Es ist paradox: Gerade in Stress-Phasen, wenn wir einen klaren Kopf bräuchten, verlieren viele Menschen diesen; ebenso ihren messerscharfen Verstand und ihre Fähigkeit, sich zu entscheiden. Und genau dann, wenn sie die meiste Energie bräuchten, um Lösungen zu finden und neue Wege zu beschreiten, fehlt ihnen diese. Sich dessen bewusst zu sein, ist gerade für Führungskräfte wichtig - nicht nur um Mitarbeitern im Bedarfsfall die nötige Unterstützung zu gewähren. Auch ihr eigenes Befinden und Handeln müssen sie gut im Blick haben, damit sie merken, wenn etwas ins Un-gleichgewicht gerät und sich in ihrem Inneren solche warnenden Stimmen melden wie:

- Achtung, ich bin nicht mehr Herr der Situation. Oder:

- Achtung, ich bin nicht mehr souverän!

Die Chancen im Scheitern sehen

Führungskräfte, die, wenn sie solche Warnsignale registrieren, innehalten und alleine oder mit einem Unterstützer ihre Ängste und ihr Verhalten reflektieren, haben eine große Chance, das sich abzeichnende Scheitern abzuwenden; diejenigen jedoch, die dicht machen und in der Sackgasse stecken bleiben, knallen gegen die Wand.

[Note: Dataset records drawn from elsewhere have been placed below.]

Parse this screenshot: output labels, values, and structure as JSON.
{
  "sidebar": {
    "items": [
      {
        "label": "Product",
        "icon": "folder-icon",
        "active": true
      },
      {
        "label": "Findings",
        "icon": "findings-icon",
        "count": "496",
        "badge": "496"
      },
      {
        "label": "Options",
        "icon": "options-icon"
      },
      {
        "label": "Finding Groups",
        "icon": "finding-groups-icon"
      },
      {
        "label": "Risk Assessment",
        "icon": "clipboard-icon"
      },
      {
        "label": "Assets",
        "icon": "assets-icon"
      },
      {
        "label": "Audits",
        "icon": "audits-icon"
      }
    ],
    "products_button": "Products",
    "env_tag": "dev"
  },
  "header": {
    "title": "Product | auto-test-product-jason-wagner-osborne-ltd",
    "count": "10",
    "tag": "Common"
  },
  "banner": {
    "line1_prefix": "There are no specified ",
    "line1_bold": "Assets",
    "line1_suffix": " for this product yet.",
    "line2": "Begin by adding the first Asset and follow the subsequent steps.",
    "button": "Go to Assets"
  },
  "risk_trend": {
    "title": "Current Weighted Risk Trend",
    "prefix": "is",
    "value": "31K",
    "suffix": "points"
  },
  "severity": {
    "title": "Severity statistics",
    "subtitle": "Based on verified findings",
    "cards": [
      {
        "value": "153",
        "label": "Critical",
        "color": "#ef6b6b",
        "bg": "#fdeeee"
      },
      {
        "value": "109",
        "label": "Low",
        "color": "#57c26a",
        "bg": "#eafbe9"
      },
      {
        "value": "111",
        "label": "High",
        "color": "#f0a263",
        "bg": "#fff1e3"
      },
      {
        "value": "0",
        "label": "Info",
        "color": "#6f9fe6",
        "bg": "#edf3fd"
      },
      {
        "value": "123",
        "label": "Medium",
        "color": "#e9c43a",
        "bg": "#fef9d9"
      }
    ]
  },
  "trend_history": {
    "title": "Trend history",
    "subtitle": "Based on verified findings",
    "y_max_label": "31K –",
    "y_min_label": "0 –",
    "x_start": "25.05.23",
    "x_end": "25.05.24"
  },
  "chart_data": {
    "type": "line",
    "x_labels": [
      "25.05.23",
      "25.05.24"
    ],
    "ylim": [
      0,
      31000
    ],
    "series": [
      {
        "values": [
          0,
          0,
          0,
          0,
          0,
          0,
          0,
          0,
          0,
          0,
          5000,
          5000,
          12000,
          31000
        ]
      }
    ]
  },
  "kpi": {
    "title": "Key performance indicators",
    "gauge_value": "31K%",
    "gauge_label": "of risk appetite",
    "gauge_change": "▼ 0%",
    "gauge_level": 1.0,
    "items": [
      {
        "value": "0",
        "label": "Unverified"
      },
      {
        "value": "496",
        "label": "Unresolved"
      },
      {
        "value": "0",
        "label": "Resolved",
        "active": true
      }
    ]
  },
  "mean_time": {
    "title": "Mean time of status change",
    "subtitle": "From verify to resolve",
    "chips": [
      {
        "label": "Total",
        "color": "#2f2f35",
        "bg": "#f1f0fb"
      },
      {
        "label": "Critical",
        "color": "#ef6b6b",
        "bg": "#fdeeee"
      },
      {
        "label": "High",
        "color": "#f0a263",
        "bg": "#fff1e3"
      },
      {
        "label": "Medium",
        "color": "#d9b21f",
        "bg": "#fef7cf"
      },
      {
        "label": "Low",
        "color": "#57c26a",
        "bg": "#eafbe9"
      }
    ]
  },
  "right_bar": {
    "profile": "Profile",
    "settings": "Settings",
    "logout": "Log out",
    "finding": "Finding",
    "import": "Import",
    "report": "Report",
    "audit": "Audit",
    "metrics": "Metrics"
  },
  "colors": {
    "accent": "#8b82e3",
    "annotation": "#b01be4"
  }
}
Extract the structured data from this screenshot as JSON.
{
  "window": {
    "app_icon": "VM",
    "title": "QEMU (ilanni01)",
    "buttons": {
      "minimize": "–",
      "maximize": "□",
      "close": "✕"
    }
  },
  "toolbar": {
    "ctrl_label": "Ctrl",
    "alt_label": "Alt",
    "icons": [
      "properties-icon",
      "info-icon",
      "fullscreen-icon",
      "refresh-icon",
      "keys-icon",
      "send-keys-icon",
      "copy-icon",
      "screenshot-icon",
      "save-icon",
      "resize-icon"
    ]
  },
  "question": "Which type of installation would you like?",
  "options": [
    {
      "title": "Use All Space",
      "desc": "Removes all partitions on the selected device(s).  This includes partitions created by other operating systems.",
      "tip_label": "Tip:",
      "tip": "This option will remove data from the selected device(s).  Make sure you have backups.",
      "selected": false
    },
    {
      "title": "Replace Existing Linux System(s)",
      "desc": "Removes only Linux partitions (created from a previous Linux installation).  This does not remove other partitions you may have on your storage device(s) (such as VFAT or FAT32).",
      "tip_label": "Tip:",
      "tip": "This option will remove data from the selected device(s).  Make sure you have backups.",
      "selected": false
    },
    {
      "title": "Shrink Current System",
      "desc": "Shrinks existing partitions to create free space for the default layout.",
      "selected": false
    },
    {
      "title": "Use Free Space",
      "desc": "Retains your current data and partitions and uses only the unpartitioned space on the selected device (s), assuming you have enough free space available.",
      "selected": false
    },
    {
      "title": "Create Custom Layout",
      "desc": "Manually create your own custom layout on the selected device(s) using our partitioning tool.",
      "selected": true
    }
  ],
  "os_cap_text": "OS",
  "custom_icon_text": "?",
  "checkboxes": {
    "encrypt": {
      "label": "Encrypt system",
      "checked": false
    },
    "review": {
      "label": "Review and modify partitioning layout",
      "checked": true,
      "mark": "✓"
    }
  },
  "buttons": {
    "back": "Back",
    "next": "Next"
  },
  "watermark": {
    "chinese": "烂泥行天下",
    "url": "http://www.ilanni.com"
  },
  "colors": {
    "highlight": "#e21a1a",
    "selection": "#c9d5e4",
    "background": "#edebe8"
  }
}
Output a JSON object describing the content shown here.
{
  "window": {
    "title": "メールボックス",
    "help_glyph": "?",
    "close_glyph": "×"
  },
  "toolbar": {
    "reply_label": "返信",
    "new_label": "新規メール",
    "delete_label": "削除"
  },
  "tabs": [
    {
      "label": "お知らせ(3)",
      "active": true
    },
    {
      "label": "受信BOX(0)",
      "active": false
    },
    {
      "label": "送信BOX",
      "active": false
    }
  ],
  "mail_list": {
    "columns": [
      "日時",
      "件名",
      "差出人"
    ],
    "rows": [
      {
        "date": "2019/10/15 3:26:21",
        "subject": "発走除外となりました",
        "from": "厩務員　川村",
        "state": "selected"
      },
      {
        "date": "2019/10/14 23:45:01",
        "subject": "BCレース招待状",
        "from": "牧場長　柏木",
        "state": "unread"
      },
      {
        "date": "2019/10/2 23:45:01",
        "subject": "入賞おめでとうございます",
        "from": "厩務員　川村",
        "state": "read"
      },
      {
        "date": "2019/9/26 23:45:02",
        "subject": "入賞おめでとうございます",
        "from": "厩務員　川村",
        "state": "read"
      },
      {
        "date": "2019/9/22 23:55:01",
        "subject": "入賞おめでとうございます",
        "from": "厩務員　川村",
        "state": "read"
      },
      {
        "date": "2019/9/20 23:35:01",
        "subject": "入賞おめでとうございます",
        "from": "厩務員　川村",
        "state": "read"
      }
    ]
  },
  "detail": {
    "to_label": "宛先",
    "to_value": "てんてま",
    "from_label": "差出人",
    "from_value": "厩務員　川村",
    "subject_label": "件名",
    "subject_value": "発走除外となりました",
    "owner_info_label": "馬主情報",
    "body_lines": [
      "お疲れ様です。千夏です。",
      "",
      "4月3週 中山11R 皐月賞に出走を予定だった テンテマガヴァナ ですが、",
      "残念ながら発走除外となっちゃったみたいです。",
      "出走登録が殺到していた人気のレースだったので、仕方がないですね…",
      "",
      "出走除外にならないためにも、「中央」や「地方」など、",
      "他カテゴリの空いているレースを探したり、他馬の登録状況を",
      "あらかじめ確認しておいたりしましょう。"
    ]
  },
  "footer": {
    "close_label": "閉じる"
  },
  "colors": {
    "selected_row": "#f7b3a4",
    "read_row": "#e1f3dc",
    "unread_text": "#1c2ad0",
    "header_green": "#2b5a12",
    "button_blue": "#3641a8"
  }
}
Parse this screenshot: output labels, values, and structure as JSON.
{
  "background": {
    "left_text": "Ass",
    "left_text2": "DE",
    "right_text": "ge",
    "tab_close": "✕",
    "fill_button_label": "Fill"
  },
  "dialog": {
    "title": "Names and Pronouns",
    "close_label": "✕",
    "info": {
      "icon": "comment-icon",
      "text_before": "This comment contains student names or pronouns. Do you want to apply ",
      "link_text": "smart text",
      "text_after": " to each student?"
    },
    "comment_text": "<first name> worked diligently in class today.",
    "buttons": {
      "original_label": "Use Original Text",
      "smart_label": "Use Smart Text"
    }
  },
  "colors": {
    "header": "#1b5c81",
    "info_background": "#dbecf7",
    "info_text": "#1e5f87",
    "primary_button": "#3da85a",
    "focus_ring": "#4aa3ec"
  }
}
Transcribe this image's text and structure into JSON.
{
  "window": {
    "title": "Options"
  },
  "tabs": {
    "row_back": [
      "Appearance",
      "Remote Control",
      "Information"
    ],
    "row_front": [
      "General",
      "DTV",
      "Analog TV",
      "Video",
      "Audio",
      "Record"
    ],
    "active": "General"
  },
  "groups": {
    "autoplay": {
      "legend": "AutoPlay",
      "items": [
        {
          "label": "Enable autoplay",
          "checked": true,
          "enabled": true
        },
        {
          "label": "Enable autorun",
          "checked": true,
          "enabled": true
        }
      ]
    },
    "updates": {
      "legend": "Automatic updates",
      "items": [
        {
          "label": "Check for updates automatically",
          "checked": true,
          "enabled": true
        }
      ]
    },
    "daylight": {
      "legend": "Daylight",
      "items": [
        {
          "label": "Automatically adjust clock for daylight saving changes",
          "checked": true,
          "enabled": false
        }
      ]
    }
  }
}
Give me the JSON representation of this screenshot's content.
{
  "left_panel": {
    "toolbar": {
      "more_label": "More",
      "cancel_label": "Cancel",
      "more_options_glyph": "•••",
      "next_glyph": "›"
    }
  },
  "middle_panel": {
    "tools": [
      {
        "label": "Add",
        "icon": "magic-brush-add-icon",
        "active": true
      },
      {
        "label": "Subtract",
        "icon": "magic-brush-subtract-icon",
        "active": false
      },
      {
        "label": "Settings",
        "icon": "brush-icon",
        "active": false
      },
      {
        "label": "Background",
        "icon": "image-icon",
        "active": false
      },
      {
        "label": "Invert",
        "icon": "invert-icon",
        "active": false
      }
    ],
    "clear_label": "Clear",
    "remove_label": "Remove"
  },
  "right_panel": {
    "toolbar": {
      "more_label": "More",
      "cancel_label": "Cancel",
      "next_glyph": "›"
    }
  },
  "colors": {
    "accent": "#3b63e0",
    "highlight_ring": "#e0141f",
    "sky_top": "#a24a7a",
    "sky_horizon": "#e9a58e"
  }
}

Deshalb der Appell: Achten Sie auf Ihre inneren Warnsignale. Versuchen Sie, früh zu erkennen, wann die Gefahr besteht, dass Sie in einer Sackgasse landen. Und suchen Sie sich dann jemanden, mit dem Sie die Situation reflektieren können. Denn nur, wenn wir es wagen, uns die Möglichkeit eines Scheiterns einzugestehen, können wir uns von den Automatismen lösen, in die wir oft verfallen, wenn ein Scheitern droht. Und nur wenn wir uns unser (partielles) Scheitern eingestehen, können wir auch die Chancen sehen, die hieraus entstehen.